Hanebüchene Forderung der Landtagspräsidentin: Türkischunterricht an der Schule, um demokratische Werte zu vermitteln

Pressemitteilung - Stuttgart, den 27.04.2017

Pressemitteilung - Stuttgart, den 27.04.2017

Die baden-württembergische Landtagspräsidentin fordert mehr muttersprachlichen Unterricht von ‚klassischen‘ Migranten an den Schulen. Sie behauptet, die Muttersprache sei wichtig für die Identitätsbildung von Kindern. „Zuallererst ist es wichtig für die Identität, dass ein Kind die Sprache des Landes lernt, in dem es lebt“, meint die AfD-Abgeordnete Dr.
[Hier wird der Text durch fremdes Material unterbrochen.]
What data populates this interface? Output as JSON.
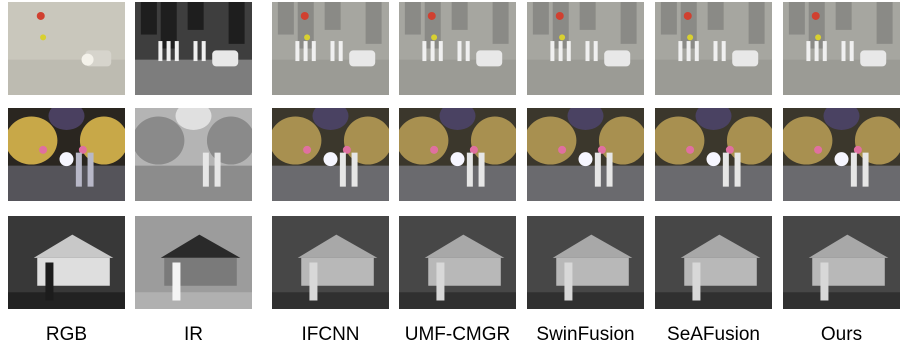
{
  "columns": [
    "RGB",
    "IR",
    "IFCNN",
    "UMF-CMGR",
    "SwinFusion",
    "SeAFusion",
    "Ours"
  ]
}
Christina Baum. „Es ist im Übrigen nicht die Aufgabe des deutschen Staates, die Muttersprache von Einwanderern zu fördern“, erklärt sie kategorisch. „Um Diskriminierungen anderer Einwandererkinder vorzubeugen, müssten dann auch Sprachen wie Vietnamesisch, Spanisch, Indisch oder Finnisch angeboten werden. Da ist ein kompletter Irrsinn“, empört sich Baum.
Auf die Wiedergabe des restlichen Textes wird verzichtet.